Il manque surtout une analyse de la concurrence. Samuel, un autre wiseeder, avait déjà publié ce commentaire lors de la campagne d’Equity Crowdfunding de Sunwaterlife sur Wiseed, le 6 juin 2015 :
Bonjour,
vous oubliez un autre concurrent: les forages manuels et pompes a eau potable de fabrication locale (pompe à corde, par exemple), qui ne coutent que quelques milliers d’euros (forage + pompe), dont l’entretien est beaucoup moins cher, et qui fournissent beaucoup plus d’eau potable (meme sans soleil). Partout où il y a une nappe phreatique a moins de 40m, ce systeme parait nettement superieur (sauf en cas d’urgence type camp de refugies).
Evidemment, il reste de nombreux endroits où seules les eaux de surface sont disponibles, mais dans ce cas, quelle est la superiorite de votre systeme par rapport a un simple filtrage au sable/charbon suivi d’une pastille de chlore?
Son interrogation est plus que jamais pertinente au regard des nouveaux enjeux aujourd’hui plus importants avec l’ICO. Enfin cette dernière ferait plus sens et serait plus légitime ÀMHA, si la seule monnaie autorisée pour acheter le litre d’eau traité était la WTR.
Merci Michel pour cette nouvelle analyse comme toujours très négative. De mon côté je préfère “faire que défaire”… Et quand je vois la joie et l’enthousiasme des enfants kenyans qui pour la première fois de leur vie boivent de l’eau claire de O’CLAIRE (https://www.facebook.com/Watercoin-WTR-2144726212408130/ ), je trouve que le crible (ou le tamis) de votre intelligence devrait être plus fin, a minima plus objectif (figurez-vous que l’eau issue des forages est rarement potable…).
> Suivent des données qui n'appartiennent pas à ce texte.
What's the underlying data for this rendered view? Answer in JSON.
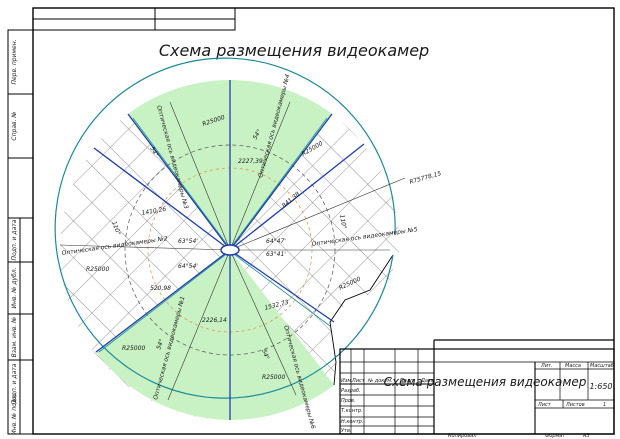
{
  "title": "Схема размещения видеокамер",
  "sidebar": {
    "labels": [
      "Перв. примен.",
      "Справ. №",
      "Подп. и дата",
      "Инв. № дубл.",
      "Взам. инв. №",
      "Подп. и дата",
      "Инв. № подл."
    ]
  },
  "diagram": {
    "radius_labels": [
      "R25000",
      "R25000",
      "R25000",
      "R25000",
      "R25000",
      "R25000"
    ],
    "outer_radius_label": "R75778,15",
    "dimensions": [
      "2227,39",
      "1410,26",
      "520,98",
      "2226,14",
      "1532,73",
      "841,38"
    ],
    "angles": [
      "63°54'",
      "64°54'",
      "64°47'",
      "63°41'",
      "54°",
      "54°",
      "54°",
      "54°",
      "110°",
      "110°"
    ],
    "axis_labels": [
      "Оптическая ось видеокамеры №2",
      "Оптическая ось видеокамеры №3",
      "Оптическая ось видеокамеры №4",
      "Оптическая ось видеокамеры №5",
      "Оптическая ось видеокамеры №1",
      "Оптическая ось видеокамеры №6"
    ]
  },
  "title_block": {
    "title": "Схема размещения видеокамер",
    "col_headers": [
      "Изм.",
      "Лист",
      "№ докум.",
      "Подп.",
      "Дата"
    ],
    "row_labels": [
      "Разраб.",
      "Пров.",
      "Т.контр.",
      "",
      "Н.контр.",
      "Утв."
    ],
    "lit_label": "Лит.",
    "mass_label": "Масса",
    "scale_label": "Масштаб",
    "scale_value": "1:650",
    "sheet_label": "Лист",
    "sheets_label": "Листов",
    "sheets_value": "1"
  },
  "footer": {
    "copied": "Копировал",
    "format_label": "Формат",
    "format_value": "А3"
  }
}
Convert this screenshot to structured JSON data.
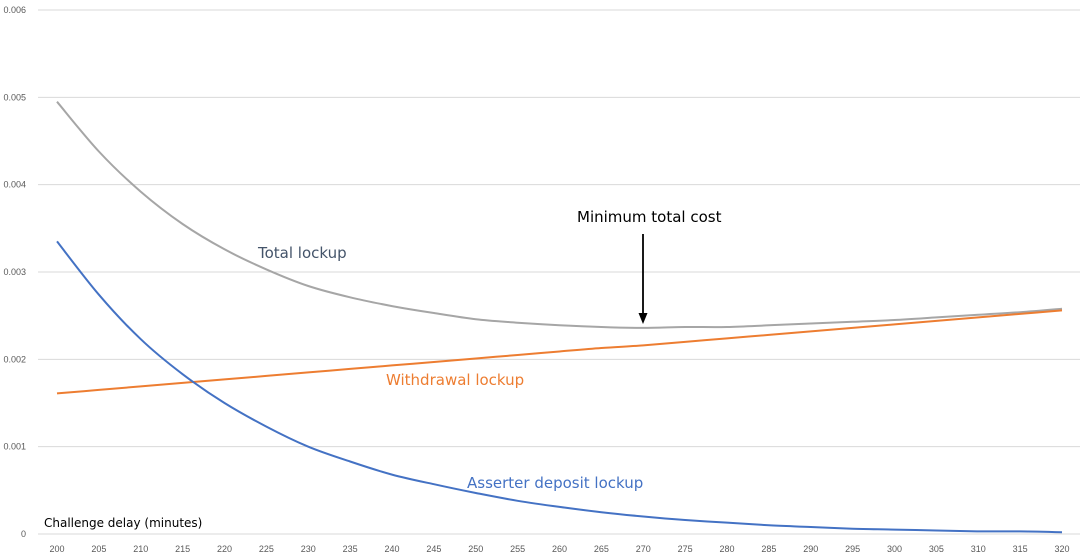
{
  "chart_data": {
    "type": "line",
    "title": "",
    "xlabel": "Challenge delay (minutes)",
    "ylabel": "",
    "xlim": [
      200,
      320
    ],
    "ylim": [
      0,
      0.006
    ],
    "grid": true,
    "x": [
      200,
      205,
      210,
      215,
      220,
      225,
      230,
      235,
      240,
      245,
      250,
      255,
      260,
      265,
      270,
      275,
      280,
      285,
      290,
      295,
      300,
      305,
      310,
      315,
      320
    ],
    "x_tick_labels": [
      "200",
      "205",
      "210",
      "215",
      "220",
      "225",
      "230",
      "235",
      "240",
      "245",
      "250",
      "255",
      "260",
      "265",
      "270",
      "275",
      "280",
      "285",
      "290",
      "295",
      "300",
      "305",
      "310",
      "315",
      "320"
    ],
    "y_ticks": [
      0,
      0.001,
      0.002,
      0.003,
      0.004,
      0.005,
      0.006
    ],
    "y_tick_labels": [
      "0",
      "0.001",
      "0.002",
      "0.003",
      "0.004",
      "0.005",
      "0.006"
    ],
    "series": [
      {
        "name": "Total lockup",
        "color": "#a6a6a6",
        "values": [
          0.00495,
          0.00438,
          0.00392,
          0.00355,
          0.00326,
          0.00303,
          0.00284,
          0.00271,
          0.00261,
          0.00253,
          0.00246,
          0.00242,
          0.00239,
          0.00237,
          0.00236,
          0.00237,
          0.00237,
          0.00239,
          0.00241,
          0.00243,
          0.00245,
          0.00248,
          0.00251,
          0.00254,
          0.00258
        ]
      },
      {
        "name": "Withdrawal lockup",
        "color": "#ed7d31",
        "values": [
          0.00161,
          0.00165,
          0.00169,
          0.00173,
          0.00177,
          0.00181,
          0.00185,
          0.00189,
          0.00193,
          0.00197,
          0.00201,
          0.00205,
          0.00209,
          0.00213,
          0.00216,
          0.0022,
          0.00224,
          0.00228,
          0.00232,
          0.00236,
          0.0024,
          0.00244,
          0.00248,
          0.00252,
          0.00256
        ]
      },
      {
        "name": "Asserter deposit lockup",
        "color": "#4472c4",
        "values": [
          0.00335,
          0.00274,
          0.00223,
          0.00183,
          0.0015,
          0.00123,
          0.001,
          0.00083,
          0.00068,
          0.00057,
          0.00047,
          0.00038,
          0.00031,
          0.00025,
          0.0002,
          0.00016,
          0.00013,
          0.0001,
          8e-05,
          6e-05,
          5e-05,
          4e-05,
          3e-05,
          3e-05,
          2e-05
        ]
      }
    ],
    "annotations": [
      {
        "text": "Minimum total cost",
        "x": 270,
        "y": 0.00236
      }
    ]
  }
}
Mais trêve de bon sens, si nos intentions dégoulinent, j’aimerai plutôt qu’elles inondent, qu’elles étanchent les soifs et qu’elles rendent radieux encore plus d’enfants sur cette terre. Cette récompense-là vaut bien un watercoin non?
Bonsoir Thierry,
Merci pour avoir pris le temps de lire mon analyse malgré votre remarque les concernant que vous qualifiez de “toujours négatives”. Une lecture plus régulière du Blog vous aurait sans doute évité ce qualificatif inexact. Sur 30 start-up analysées entre décembre et janvier, 5 de ces start-up ont eu une analyse extrêmement positive. Vous répondez sur la qualité de l’eau issue des forages et je vous remercie d’exprimer votre opinion. Pour ma part je ne faisais que reprendre le commentaire interrogatif d’un wiseeder sans essayer de vouloir y répondre moi-même. Dommage que vous n’ayez pas répondu aux autres interrogations formulées dans le texte en préférant utiliser une vieille technique consistant à essayer de déconsidérer un auteur si ses textes ne vous brossent pas tout le temps dans le sens du poil. Reconnaissez que je pense toujours que vous apportez une caution morale importante à ce projet au regard de votre succès avec Wiseed. D’ailleurs je plaide pour que les ICO soient mieux encadrées juridiquement et qu’elles soient gérées par les plateformes existantes comme Wiseed dans le futur.
Bonjour, ce genre de projet est à fuir comme la peste. J’ai lu le white paper, la répartition de l’argent levé est ridicule, se servir de cette cause pour se faire de l’argent c’est éthiquement terrible. Honte aux fondateurs.
J’espère sincèrement que personne ne se fera avoir.